A well-defined solution is to access the bytes as unsigned char, or to copy the bytes (for example using memcpy()) to an integer object of the same size.

For example:

#include <stdio.h>
#include <inttypes.h>
#include <stdint.h>
#include <string.h>

int main()
{
    float f1 = 1.0f ;
    float f2 = 1.1f ;
    uint32_t b1 = 0u  ;
    uint32_t b2 = 0u  ;
    
    memcpy( &b1, &f1, sizeof(b1) ) ;
    memcpy( &b2, &f2, sizeof(b2) ) ;
        
    printf( "f1: %f @%p = %"PRIx32" (%02x %02x %02x %02x)\n", 
            f1, &f1, b1,
            ((unsigned char*)&f1)[0],
            ((unsigned char*)&f1)[1],
            ((unsigned char*)&f1)[2],
            ((unsigned char*)&f1)[3] ) ;
                                                                
    printf( "f2: %f @%p = %"PRIx32" (%02x %02x %02x %02x)\n", 
            f2, &f2, b2,
            ((unsigned char*)&f2)[0],
            ((unsigned char*)&f2)[1],
            ((unsigned char*)&f2)[2],
            ((unsigned char*)&f2)[3] ) ;
            
    return 0;
}

outputs:

f1: 1.000000 @0x7fffe3e06668 = 3f800000 (00 00 80 3f)
f2: 1.100000 @0x7fffe3e0666c = 3f8ccccd (cd cc 8c 3f)

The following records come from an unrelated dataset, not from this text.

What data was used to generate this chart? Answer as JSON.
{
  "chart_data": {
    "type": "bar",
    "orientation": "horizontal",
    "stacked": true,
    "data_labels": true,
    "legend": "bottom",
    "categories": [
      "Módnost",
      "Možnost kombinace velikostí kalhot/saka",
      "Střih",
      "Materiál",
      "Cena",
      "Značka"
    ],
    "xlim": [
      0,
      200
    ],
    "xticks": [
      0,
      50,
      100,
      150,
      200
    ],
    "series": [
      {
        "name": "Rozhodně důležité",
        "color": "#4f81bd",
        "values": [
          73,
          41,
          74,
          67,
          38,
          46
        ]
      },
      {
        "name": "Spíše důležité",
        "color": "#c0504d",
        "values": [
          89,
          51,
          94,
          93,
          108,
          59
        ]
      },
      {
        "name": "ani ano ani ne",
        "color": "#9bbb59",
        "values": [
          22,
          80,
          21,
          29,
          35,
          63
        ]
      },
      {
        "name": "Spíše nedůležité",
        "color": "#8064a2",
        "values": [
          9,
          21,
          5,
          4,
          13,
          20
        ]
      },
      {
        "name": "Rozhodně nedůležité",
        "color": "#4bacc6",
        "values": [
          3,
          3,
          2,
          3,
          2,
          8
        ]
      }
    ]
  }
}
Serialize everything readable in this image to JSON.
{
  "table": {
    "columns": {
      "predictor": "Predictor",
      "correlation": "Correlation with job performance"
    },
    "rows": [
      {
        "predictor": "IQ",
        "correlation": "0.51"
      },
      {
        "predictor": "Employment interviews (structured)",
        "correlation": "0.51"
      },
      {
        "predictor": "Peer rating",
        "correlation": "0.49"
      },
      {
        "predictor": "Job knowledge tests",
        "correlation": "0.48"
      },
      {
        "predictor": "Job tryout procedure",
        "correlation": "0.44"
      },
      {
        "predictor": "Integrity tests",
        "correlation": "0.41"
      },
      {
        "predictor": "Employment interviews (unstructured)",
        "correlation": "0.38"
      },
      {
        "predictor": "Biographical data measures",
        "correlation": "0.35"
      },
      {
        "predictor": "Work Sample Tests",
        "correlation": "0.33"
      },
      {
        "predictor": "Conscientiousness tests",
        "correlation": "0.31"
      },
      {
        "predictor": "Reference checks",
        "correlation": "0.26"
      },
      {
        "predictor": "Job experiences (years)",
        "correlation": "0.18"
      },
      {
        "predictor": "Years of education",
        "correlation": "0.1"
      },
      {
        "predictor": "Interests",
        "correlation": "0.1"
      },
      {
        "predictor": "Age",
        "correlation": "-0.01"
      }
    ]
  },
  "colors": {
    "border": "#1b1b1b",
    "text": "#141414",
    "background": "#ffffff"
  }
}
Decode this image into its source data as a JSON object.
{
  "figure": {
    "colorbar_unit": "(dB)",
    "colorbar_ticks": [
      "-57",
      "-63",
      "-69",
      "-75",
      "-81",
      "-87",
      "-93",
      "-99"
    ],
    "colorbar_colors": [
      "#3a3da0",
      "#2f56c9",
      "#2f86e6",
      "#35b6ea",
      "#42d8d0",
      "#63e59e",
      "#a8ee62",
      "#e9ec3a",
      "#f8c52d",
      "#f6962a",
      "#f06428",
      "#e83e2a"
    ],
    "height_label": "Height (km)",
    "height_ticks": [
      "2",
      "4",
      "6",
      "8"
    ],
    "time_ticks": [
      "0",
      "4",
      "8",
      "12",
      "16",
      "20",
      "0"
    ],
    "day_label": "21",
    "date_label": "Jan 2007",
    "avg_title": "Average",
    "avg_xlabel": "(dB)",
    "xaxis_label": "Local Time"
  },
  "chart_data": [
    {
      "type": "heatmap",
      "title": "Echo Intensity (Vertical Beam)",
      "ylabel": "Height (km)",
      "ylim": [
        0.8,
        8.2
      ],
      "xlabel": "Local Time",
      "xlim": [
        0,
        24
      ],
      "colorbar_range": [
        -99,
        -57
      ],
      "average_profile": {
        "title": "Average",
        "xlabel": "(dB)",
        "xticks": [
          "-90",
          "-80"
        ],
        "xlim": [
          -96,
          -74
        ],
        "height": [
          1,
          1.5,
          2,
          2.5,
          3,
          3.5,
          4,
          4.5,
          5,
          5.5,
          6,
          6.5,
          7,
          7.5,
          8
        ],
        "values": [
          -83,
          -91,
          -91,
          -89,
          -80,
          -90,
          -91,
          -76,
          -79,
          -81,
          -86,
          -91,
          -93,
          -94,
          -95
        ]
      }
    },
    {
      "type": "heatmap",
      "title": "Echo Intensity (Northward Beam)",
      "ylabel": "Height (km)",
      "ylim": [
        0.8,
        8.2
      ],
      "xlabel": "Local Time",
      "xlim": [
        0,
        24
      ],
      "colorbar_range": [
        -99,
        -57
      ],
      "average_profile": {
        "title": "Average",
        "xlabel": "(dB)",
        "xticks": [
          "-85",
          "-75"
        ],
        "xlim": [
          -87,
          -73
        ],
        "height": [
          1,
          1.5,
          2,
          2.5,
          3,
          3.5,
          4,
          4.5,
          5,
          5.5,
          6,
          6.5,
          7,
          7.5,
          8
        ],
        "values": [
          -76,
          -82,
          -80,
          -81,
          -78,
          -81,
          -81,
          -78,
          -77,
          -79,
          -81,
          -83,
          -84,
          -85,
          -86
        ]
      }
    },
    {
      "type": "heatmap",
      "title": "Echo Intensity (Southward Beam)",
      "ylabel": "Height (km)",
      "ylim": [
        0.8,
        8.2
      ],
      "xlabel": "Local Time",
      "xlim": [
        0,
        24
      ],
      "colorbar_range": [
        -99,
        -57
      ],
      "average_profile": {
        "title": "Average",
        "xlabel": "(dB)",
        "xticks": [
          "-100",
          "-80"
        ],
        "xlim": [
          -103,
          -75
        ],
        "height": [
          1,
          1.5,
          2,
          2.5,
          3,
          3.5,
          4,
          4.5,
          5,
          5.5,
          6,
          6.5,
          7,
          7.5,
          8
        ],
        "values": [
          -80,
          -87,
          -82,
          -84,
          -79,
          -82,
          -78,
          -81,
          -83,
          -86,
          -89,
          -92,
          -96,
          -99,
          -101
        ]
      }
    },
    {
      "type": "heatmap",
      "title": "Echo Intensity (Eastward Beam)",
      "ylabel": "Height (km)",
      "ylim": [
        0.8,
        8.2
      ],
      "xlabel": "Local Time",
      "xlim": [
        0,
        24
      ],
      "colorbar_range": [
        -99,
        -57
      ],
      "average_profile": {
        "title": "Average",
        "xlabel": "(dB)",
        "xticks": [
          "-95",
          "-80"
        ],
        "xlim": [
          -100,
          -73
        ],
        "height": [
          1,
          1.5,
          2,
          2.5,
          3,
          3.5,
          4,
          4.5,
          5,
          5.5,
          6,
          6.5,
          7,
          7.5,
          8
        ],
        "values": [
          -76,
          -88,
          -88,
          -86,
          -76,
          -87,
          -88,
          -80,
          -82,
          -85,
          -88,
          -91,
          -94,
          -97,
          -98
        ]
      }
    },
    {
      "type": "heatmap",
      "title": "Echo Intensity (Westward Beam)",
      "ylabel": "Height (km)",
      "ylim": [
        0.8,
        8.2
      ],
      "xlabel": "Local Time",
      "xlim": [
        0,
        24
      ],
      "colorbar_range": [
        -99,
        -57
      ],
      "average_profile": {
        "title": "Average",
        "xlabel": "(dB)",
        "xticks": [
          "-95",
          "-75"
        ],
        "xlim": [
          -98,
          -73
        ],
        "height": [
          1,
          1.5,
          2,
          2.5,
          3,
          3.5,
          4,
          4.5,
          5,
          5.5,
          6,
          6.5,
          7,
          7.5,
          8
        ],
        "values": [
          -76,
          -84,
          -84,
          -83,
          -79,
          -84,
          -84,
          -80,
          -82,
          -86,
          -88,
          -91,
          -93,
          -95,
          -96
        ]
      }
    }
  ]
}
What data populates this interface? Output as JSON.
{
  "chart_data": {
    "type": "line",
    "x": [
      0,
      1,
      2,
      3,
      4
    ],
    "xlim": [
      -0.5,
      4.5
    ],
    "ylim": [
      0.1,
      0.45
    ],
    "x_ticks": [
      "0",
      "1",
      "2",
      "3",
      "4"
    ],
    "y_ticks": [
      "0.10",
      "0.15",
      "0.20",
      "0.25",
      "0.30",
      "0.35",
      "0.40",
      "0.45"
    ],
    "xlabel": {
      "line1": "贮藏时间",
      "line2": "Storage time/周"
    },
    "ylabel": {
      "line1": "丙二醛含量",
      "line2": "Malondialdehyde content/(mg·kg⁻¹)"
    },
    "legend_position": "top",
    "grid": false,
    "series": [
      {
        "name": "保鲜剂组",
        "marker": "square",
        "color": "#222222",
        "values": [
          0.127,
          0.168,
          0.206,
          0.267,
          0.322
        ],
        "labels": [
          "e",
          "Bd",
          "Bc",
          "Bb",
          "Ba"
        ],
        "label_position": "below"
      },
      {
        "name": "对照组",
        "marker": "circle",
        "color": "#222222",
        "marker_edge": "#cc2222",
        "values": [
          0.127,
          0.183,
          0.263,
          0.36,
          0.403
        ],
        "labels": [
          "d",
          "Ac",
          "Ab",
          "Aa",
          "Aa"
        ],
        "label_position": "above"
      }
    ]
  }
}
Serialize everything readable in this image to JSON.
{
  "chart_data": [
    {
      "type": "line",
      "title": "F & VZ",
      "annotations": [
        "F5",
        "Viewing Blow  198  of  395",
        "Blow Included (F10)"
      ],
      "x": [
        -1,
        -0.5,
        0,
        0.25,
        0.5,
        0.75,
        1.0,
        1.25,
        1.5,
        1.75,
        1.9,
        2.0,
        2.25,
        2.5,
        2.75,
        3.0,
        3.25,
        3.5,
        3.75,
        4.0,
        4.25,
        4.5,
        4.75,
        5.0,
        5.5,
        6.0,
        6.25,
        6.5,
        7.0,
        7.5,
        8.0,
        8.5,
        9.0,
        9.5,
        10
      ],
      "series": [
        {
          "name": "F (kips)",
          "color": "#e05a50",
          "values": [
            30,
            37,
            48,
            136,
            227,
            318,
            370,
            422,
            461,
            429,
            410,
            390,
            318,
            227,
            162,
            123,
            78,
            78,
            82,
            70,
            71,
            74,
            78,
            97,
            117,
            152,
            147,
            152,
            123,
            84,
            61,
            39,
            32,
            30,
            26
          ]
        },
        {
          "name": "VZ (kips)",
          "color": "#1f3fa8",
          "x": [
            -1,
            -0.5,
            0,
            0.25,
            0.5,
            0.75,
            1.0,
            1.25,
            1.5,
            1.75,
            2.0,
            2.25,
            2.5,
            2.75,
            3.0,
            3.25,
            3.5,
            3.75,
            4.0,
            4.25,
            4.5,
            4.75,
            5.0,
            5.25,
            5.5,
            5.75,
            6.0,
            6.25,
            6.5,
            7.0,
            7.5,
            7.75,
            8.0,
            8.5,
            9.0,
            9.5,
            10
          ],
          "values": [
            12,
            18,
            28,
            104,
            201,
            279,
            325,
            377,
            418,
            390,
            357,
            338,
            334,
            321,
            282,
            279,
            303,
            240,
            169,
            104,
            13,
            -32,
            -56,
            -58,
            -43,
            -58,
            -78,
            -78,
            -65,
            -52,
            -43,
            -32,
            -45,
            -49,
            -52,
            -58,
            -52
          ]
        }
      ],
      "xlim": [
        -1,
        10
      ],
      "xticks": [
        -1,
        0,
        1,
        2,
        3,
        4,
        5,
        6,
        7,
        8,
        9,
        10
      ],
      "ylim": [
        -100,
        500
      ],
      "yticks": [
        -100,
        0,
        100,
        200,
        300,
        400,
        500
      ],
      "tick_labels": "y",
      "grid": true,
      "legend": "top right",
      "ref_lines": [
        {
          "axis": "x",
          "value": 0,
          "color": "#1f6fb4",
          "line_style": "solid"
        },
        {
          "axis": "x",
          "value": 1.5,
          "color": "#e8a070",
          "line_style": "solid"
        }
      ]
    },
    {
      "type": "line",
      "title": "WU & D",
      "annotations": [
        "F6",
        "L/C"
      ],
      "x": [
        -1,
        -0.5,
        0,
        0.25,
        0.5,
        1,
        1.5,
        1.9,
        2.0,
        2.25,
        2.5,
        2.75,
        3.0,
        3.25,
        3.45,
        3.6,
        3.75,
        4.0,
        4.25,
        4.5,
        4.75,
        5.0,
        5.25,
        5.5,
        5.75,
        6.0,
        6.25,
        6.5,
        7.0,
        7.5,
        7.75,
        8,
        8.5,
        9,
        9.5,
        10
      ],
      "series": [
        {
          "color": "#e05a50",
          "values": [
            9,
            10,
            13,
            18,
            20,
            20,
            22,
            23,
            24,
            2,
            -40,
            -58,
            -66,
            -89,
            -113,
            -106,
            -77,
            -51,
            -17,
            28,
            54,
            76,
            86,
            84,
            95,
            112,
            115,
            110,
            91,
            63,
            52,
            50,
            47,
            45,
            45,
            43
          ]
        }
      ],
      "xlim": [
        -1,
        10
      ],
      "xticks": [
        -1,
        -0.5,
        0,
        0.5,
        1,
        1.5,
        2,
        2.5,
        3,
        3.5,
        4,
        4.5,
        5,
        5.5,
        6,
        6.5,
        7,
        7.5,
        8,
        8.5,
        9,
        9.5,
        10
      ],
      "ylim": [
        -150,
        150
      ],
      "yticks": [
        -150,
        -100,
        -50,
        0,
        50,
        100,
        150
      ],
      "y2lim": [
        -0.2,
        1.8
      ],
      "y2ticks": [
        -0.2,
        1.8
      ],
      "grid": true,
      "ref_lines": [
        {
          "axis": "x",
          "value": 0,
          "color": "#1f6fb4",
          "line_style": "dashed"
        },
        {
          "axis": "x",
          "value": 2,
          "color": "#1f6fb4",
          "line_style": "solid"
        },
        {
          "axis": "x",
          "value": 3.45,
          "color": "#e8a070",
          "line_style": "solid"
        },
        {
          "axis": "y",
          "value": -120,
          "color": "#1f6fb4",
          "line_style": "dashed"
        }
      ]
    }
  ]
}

(clearly the addresses will vary).

You can also achieve type-punning through a union:

typedef union 
{
    float f ;
    uint32_t u ;

} uFloatIntPun ;

Then you can for example:

uFloatIntPun pun ;
pun.f = f1 ;
printf( "%"PRIx32"\n", pun.u ) ;

Of course if all you intend is to inspect the location and internal representation and byte order of specific variables, it is far simpler and less error prone to observe them in a symbolic debugger.